A chumrade of mine has asked me on what I can describe as the oddest adventure.
Now, she hails from north of the Tartan Curtain, but she has other more notable faults. Shameless castle-creeping, obsessive materialism, the stalker like pursuit of hedge-fund johnnies and other such misdemeanours of the Nouveau Riche bejewel her character like Rubies at a WI benefit and indeed this suggestion smacked of 'Ladies What Lunch'.
However the nature of her suggestion really caught my eye, and reminded me of so many of those headlines in those celeb magazines that this poor misguided lass worships.
'Let's go for a joint colonic irrigation session' she suggested.
I thought about this for a moment.
'The opposite of dinner I suppose, but pricey nonetheless' I said (Not dismissing it out of hand mark you - I get to see someone push a tube up her bum, a tale on which I could dine out on for while).
She then suggested we could go Dutch. I immediately thought - 'ah - ever the romantic', but then the wordplay was too tempting...Dutch colonic irrigation! - Images of Amsterdam, windmills, and fingers in dykes - this too, too priceless.....

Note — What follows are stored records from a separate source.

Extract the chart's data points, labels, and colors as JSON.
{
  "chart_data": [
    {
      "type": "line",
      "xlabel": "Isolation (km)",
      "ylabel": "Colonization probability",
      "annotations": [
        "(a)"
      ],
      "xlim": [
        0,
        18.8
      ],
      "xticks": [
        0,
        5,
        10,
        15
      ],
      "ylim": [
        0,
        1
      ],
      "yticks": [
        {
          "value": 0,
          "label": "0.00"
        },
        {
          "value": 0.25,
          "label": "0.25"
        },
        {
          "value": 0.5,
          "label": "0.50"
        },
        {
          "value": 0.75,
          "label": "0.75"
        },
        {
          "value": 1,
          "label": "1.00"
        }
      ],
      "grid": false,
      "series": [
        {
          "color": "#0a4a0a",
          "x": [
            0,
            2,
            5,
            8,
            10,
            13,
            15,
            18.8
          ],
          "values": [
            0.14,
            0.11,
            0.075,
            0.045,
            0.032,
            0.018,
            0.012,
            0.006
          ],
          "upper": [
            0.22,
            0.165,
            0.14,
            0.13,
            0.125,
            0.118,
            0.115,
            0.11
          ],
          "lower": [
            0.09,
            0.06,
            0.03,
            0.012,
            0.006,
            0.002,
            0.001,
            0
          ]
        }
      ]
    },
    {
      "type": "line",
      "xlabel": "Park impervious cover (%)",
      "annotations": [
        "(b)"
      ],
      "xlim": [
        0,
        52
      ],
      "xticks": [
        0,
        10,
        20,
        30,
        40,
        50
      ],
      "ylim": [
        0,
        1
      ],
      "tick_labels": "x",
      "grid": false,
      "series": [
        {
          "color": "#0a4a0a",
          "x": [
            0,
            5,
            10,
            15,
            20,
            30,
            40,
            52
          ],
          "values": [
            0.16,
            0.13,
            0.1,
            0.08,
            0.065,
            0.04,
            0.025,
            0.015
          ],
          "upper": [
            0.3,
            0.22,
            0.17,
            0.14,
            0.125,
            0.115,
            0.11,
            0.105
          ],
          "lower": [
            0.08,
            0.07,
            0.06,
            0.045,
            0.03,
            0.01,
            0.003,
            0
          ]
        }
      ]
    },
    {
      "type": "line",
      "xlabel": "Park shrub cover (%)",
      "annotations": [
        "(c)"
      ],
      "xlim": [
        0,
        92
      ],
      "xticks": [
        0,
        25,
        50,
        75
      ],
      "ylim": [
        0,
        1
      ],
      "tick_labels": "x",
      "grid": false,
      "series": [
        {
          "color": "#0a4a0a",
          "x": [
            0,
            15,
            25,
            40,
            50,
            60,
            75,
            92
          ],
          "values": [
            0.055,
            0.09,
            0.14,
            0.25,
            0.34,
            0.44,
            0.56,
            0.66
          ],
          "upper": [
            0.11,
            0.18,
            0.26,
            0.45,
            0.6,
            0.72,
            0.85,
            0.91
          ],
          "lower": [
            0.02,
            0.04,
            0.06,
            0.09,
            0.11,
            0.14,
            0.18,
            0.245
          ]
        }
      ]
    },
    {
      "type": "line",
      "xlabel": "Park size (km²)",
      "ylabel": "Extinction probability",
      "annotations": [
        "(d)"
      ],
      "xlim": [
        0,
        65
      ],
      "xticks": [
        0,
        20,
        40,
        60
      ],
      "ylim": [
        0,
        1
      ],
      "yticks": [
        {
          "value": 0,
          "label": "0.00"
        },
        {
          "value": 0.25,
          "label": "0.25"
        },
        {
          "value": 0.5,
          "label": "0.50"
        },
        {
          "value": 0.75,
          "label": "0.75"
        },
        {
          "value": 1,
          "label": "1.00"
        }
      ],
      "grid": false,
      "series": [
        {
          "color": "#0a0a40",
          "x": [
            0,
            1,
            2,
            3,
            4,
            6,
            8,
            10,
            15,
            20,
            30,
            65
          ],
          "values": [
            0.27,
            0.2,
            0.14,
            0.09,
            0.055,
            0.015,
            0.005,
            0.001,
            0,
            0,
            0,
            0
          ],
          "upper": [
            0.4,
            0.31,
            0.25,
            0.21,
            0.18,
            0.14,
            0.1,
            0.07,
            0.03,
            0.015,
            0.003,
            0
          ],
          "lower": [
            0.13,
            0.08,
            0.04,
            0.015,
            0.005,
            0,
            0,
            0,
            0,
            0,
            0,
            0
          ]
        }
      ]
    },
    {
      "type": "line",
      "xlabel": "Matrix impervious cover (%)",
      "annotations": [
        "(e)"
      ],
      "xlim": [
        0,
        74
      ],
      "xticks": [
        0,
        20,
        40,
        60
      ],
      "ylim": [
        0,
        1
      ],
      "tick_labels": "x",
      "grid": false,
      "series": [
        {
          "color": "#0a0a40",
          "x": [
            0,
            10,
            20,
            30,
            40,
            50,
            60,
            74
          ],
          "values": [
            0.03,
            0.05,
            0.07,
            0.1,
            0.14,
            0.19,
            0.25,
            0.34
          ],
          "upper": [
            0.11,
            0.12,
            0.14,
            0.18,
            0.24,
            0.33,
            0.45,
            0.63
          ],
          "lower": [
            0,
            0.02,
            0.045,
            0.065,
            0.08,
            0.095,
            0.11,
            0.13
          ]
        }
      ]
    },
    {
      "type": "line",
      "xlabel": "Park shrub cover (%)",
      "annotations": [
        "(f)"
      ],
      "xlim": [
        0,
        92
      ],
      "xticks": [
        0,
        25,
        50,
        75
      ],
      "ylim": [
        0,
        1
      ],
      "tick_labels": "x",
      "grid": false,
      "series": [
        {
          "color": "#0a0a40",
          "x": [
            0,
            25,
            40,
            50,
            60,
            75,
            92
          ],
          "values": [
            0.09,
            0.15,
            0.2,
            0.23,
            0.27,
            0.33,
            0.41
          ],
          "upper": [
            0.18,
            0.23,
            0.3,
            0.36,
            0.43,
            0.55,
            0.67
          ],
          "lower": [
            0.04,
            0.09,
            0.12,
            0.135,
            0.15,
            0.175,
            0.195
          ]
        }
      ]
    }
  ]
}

Not for her the prosaic dinner in another identikit Islington restaurant. Oh No. She would like us to go out, and have tubes stuffed into our rears and warm soapy water pumped through until a state of Persil-fresh gussetry is achieved.
Now I have done some research into his, and other than the obviously hair-raising elements - it is supposed to be addictive.
Those of us gifted with addictive personalities should be warned to steer clear of such things - as the expense soon out weighs the benefits - and a grisly spiral of an andrex free existence combined with jugs, tubes and commodes awaits.
Imagine the scene - Chap at home with Memsahib:
'Sorry dear, I have blown the money we saved for that Chalet in Verbier on Colonic Irrigation. We shall have to go to Bognor.'
A scene reminiscent of the treatment will probably ensue, except I can imagine it would involve the poker instead.
Still - don't knock it till you try it, I say.